At the state level, the virus continues its exponential growth in patients, setting a record Monday with nearly 700 new cases recorded. Butler County saw two new cases Monday, marking a second day decrease in new cases since the county saw 15 new cases Saturday.
While the statewide growth of the disease remains exponential, Sharon Watkins, an epidemiologist with the state Department of Health, said the success of social distancing would be most visible at the county or metropolitan area level.
“Although we're seeing some positive indicators, it's too early to say,” she added.
Wolf also addressed some concerns about how schools are to handle the continued closure.
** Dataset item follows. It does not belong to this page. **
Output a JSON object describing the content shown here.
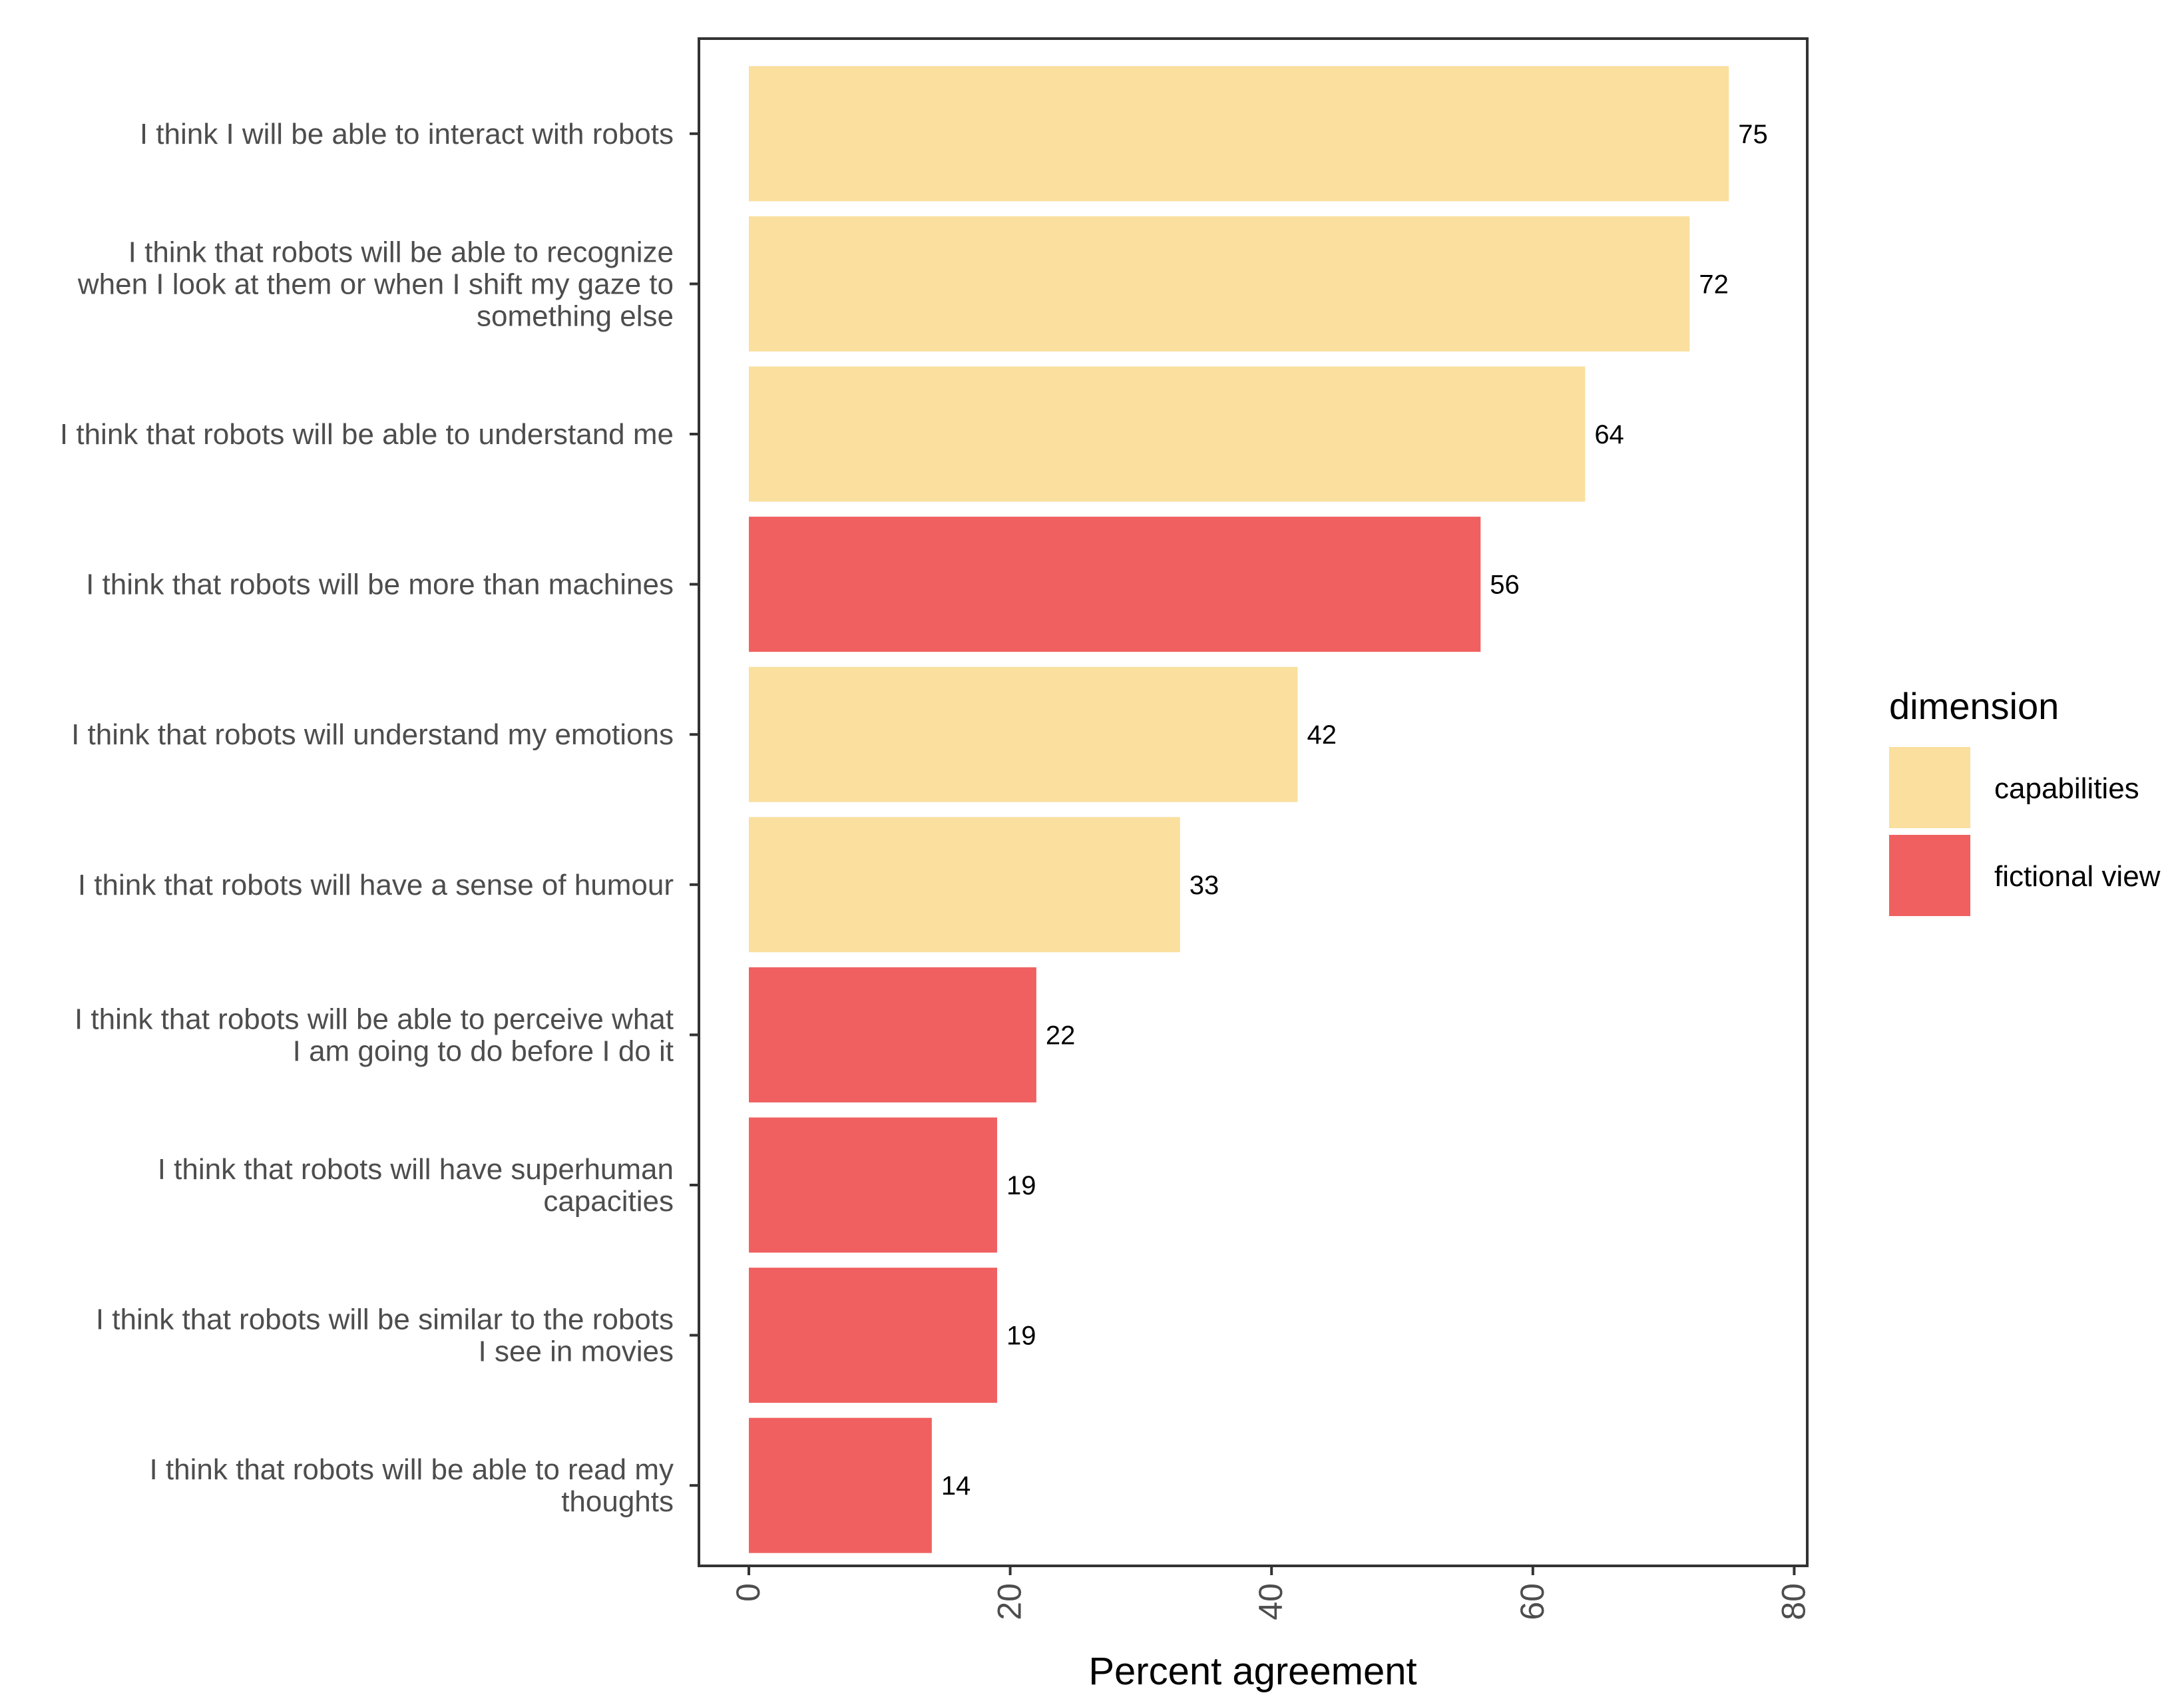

While some school districts — like Seneca Valley and Mars Area districts — continue with virtual education, many in the state, such as South Butler County School District, are not.
“We are working on a plan to make sure that we have a way to provide an education for the kids who are not getting an education for the next two months,” he said. “I think the hope is that we have that in place in the next few days, so that by the time we start next week we will have an alternative to brick-and-mortar schools.”
Although neighboring states including Maryland, New York and Ohio have implemented statewide stay-at-home orders, Pennsylvania has not yet implemented its own. Instead, the governor has moved county-by-county. Thus far, about 40 percent of the state's counties — and roughly 80 percent of its population — are under Wolf's mandate.
“The way we've done it in Pa. is to try to take a measured and balanced approach and say, OK, we are rolling this out in those counties where the county leadership have asked for it and there's a real need, there's an increase in the number of people getting sick, or an increased concern that people will get sick,” Wolf said. “I think the way Pennsylvania is doing it is the appropriate way.”
Wolf did say, though, that he would not rule out the possibility of extending the order through the state if the order begins affecting a vast majority of counties.
“If that continues, then we always have the option of moving to a statewide stay-at-home order,” he said.